Firstly, Indian policy establishment was unnerved and uncertain of US President Trump’s foreign policy directions. This policy panic- attack itself was yet another misreading of United States intentions. United States recognises that India is the pivot around which the successful execution of Indo Pacific security architecture rests. This was evidenced by the US renaming its Pacific Command as the Indo Pacific Command.

 Secondly, presumably , the new Foreign Secretary’s readings on China’s intentions after his Beijing stint that a policy reset would bring good results was given primacy. It is amazing how India’s policy establishment could give primacy to one China specialist’s divination of China’s intentions? That too when China was under intense geopolitical pressures. Surprisingly, it did not occur to India’s policy establishment that what China was indulging in was nothing but a serious effort to wean away India from the United States.

 Thirdly, what I presume seems to have been an inspired move and what started appearing in orchestrated contours I public TV debates was painting pessimistic scenarios that India with its present military inventories was unable to fight a Two Front War foisted by the China-Pakistan Axis. The implicit underlying message sought to be conveyed such was that India should cool the temperatures in China-India contentious relations. This seems to have had an impact on India’s policy establishment. None of these worthies noticeably advised China to do likewise.

To the credit of Indian Armed Forces Services Chief’s none of them articulated such apprehensions or shared wrong divination of the China Threat to India. On the contrary they sought to assure during this period that they could take up any challenge so posed by China.
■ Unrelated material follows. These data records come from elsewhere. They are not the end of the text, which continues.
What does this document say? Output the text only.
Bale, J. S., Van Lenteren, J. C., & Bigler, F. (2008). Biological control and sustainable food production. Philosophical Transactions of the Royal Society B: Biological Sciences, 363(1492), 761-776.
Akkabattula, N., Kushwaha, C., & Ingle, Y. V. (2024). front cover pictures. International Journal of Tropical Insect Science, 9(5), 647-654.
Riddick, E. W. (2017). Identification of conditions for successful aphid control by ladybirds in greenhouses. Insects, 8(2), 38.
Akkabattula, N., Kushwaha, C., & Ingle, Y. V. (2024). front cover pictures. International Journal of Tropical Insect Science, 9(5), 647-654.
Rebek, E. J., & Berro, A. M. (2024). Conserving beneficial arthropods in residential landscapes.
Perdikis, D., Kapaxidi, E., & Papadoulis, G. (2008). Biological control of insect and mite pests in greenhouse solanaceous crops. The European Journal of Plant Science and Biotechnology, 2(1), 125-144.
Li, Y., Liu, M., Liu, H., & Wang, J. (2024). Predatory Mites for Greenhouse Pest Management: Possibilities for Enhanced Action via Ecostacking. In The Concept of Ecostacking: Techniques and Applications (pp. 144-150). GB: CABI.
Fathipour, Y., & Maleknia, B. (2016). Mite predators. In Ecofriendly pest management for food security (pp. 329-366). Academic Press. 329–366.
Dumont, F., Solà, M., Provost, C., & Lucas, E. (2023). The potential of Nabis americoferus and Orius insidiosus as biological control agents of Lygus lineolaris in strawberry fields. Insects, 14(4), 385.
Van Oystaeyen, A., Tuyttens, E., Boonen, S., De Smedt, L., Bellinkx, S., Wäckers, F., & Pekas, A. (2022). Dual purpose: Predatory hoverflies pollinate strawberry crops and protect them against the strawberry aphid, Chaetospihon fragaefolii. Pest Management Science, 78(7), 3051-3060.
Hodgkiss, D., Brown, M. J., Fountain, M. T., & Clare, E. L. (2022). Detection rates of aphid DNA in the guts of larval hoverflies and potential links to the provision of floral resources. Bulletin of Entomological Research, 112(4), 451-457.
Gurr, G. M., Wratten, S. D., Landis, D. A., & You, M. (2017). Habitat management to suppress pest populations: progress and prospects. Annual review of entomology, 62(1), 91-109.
In the same Paper referred above, in the Concluding Observations one had taken pains to emphasise for the Indian foreign policy establishment that (1) Recognise that the China Threat to India is REAL and LIVE (2) China Threat should never ever be UNDERPLAYED or DE-EMPHASISED (3) There CANNOT BE TWO DIFFERING VIEWS within the Indian Government of any political dispensation on the “China Threat” between the Ministry of External Affairs and the Defence Ministry.

Finally, the most significant debilitating factor for India when it comes to preparing to ward off any possible China Threat manifestations is that India’s political parties, academia and its intelligentsia with utter disregard to prevailing global geopolitical realities publicly projects DIVIDED PERSPECTIVES on the China Threat and compulsively “politicises National Security Issues”.

Concluding, India’s China Policy Resets are meaningless without matching responses from China as quid pro quos on which India should articulate benchmarks for China to adhere to. India perceptionaly cannot afford to project the image of a push-over State.